Aux États-Unis, plus de 6 millions de personnes vivent avec la maladie d’Alzheimer, une maladie incurable et mortelle qui affecte le cerveau et entraîne une perte des fonctions cognitives au fil du temps. Bien qu’il existe des médicaments disponibles pour traiter les symptômes de la maladie d’Alzheimer, aucun traitement ne peut traiter la cause sous-jacente de la maladie. C’est pourquoi certains médecins ont salué l’autorisation accélérée du lécanemab.

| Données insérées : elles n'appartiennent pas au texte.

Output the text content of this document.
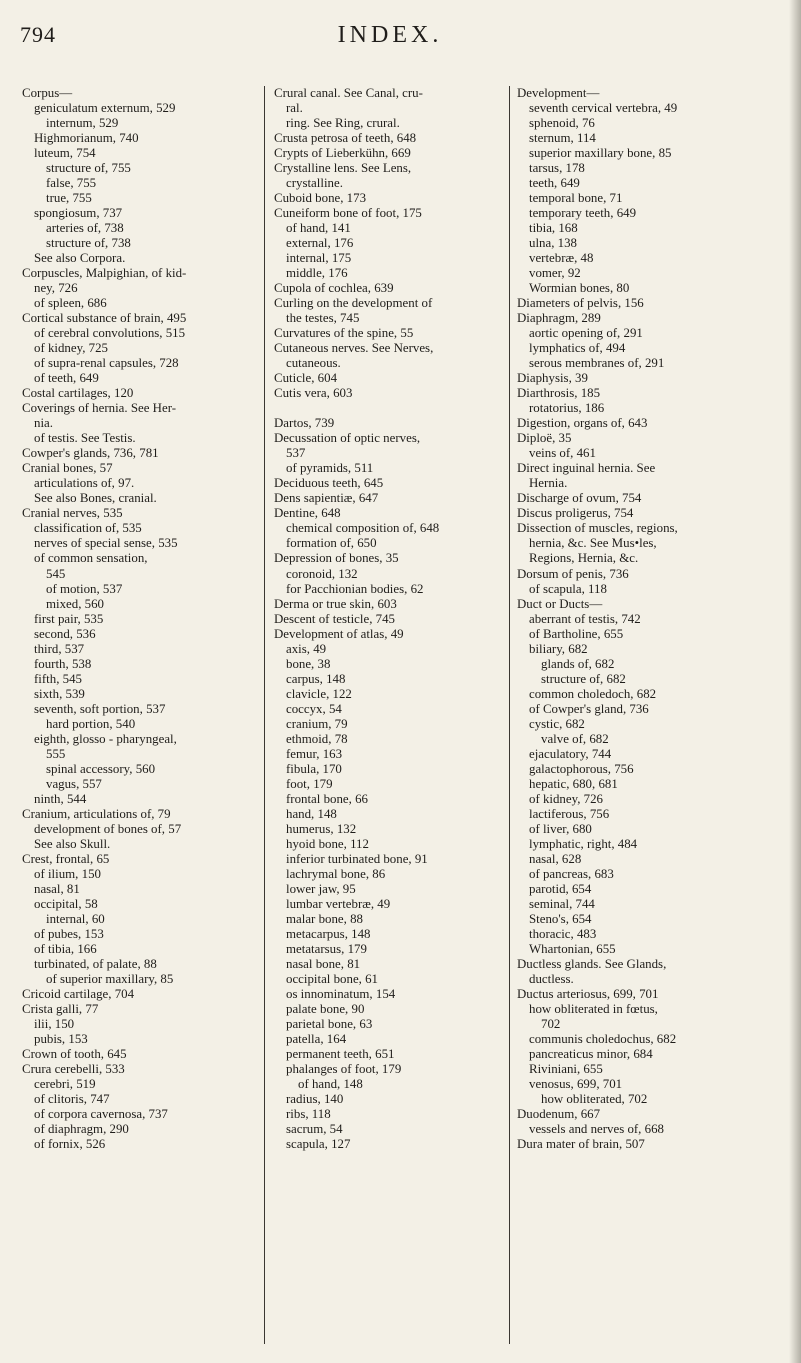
794	INDEX.
Corpus—
geniculatum externum, 529
internum, 529
Highmorianum, 740
luteum, 754
structure of, 755
false, 755
true, 755
spongiosum, 737
arteries of, 738
structure of, 738
See also Corpora.
Corpuscles, Malpighian, of kid-
ney, 726
of spleen, 686
Cortical substance of brain, 495
of cerebral convolutions, 515
of kidney, 725
of supra-renal capsules, 728
of teeth, 649
Costal cartilages, 120
Coverings of hernia. See Her-
nia.
of testis. See Testis.
Cowper's glands, 736, 781
Cranial bones, 57
articulations of, 97.
See also Bones, cranial.
Cranial nerves, 535
classification of, 535
nerves of special sense, 535
of common sensation,
545
of motion, 537
mixed, 560
first pair, 535
second, 536
third, 537
fourth, 538
fifth, 545
sixth, 539
seventh, soft portion, 537
hard portion, 540
eighth, glosso - pharyngeal,
555
spinal accessory, 560
vagus, 557
ninth, 544
Cranium, articulations of, 79
development of bones of, 57
See also Skull.
Crest, frontal, 65
of ilium, 150
nasal, 81
occipital, 58
internal, 60
of pubes, 153
of tibia, 166
turbinated, of palate, 88
of superior maxillary, 85
Cricoid cartilage, 704
Crista galli, 77
ilii, 150
pubis, 153
Crown of tooth, 645
Crura cerebelli, 533
cerebri, 519
of clitoris, 747
of corpora cavernosa, 737
of diaphragm, 290
of fornix, 526
Crural canal. See Canal, cru-
ral.
ring. See Ring, crural.
Crusta petrosa of teeth, 648
Crypts of Lieberkühn, 669
Crystalline lens. See Lens,
crystalline.
Cuboid bone, 173
Cuneiform bone of foot, 175
of hand, 141
external, 176
internal, 175
middle, 176
Cupola of cochlea, 639
Curling on the development of
the testes, 745
Curvatures of the spine, 55
Cutaneous nerves. See Nerves,
cutaneous.
Cuticle, 604
Cutis vera, 603

Dartos, 739
Decussation of optic nerves,
537
of pyramids, 511
Deciduous teeth, 645
Dens sapientiæ, 647
Dentine, 648
chemical composition of, 648
formation of, 650
Depression of bones, 35
coronoid, 132
for Pacchionian bodies, 62
Derma or true skin, 603
Descent of testicle, 745
Development of atlas, 49
axis, 49
bone, 38
carpus, 148
clavicle, 122
coccyx, 54
cranium, 79
ethmoid, 78
femur, 163
fibula, 170
foot, 179
frontal bone, 66
hand, 148
humerus, 132
hyoid bone, 112
inferior turbinated bone, 91
lachrymal bone, 86
lower jaw, 95
lumbar vertebræ, 49
malar bone, 88
metacarpus, 148
metatarsus, 179
nasal bone, 81
occipital bone, 61
os innominatum, 154
palate bone, 90
parietal bone, 63
patella, 164
permanent teeth, 651
phalanges of foot, 179
of hand, 148
radius, 140
ribs, 118
sacrum, 54
scapula, 127
Development—
seventh cervical vertebra, 49
sphenoid, 76
sternum, 114
superior maxillary bone, 85
tarsus, 178
teeth, 649
temporal bone, 71
temporary teeth, 649
tibia, 168
ulna, 138
vertebræ, 48
vomer, 92
Wormian bones, 80
Diameters of pelvis, 156
Diaphragm, 289
aortic opening of, 291
lymphatics of, 494
serous membranes of, 291
Diaphysis, 39
Diarthrosis, 185
rotatorius, 186
Digestion, organs of, 643
Diploë, 35
veins of, 461
Direct inguinal hernia. See
Hernia.
Discharge of ovum, 754
Discus proligerus, 754
Dissection of muscles, regions,
hernia, &c. See Mus•les,
Regions, Hernia, &c.
Dorsum of penis, 736
of scapula, 118
Duct or Ducts—
aberrant of testis, 742
of Bartholine, 655
biliary, 682
glands of, 682
structure of, 682
common choledoch, 682
of Cowper's gland, 736
cystic, 682
valve of, 682
ejaculatory, 744
galactophorous, 756
hepatic, 680, 681
of kidney, 726
lactiferous, 756
of liver, 680
lymphatic, right, 484
nasal, 628
of pancreas, 683
parotid, 654
seminal, 744
Steno's, 654
thoracic, 483
Whartonian, 655
Ductless glands. See Glands,
ductless.
Ductus arteriosus, 699, 701
how obliterated in fœtus,
702
communis choledochus, 682
pancreaticus minor, 684
Riviniani, 655
venosus, 699, 701
how obliterated, 702
Duodenum, 667
vessels and nerves of, 668
Dura mater of brain, 507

La FDA est susceptible d’envisager une approbation complète plus tard cette année.

“Nous sommes ravis d’avoir enfin quelque chose”, a récemment déclaré à NPR le Dr Reisa Sperling, qui dirige le Centre de recherche et de traitement de la maladie d’Alzheimer au Brigham and Women’s Hospital de Boston.

Heather Snyder, vice-présidente des relations médicales et scientifiques de l’Alzheimer’s Association, a déclaré à Yahoo News que l’organisation “fêtait” l’approbation du médicament le 6 janvier. “Il s’agit maintenant du deuxième traitement approuvé dont les preuves suggèrent qu’il modifie l’évolution de la maladie d’Alzheimer de manière significative”, a-t-elle déclaré.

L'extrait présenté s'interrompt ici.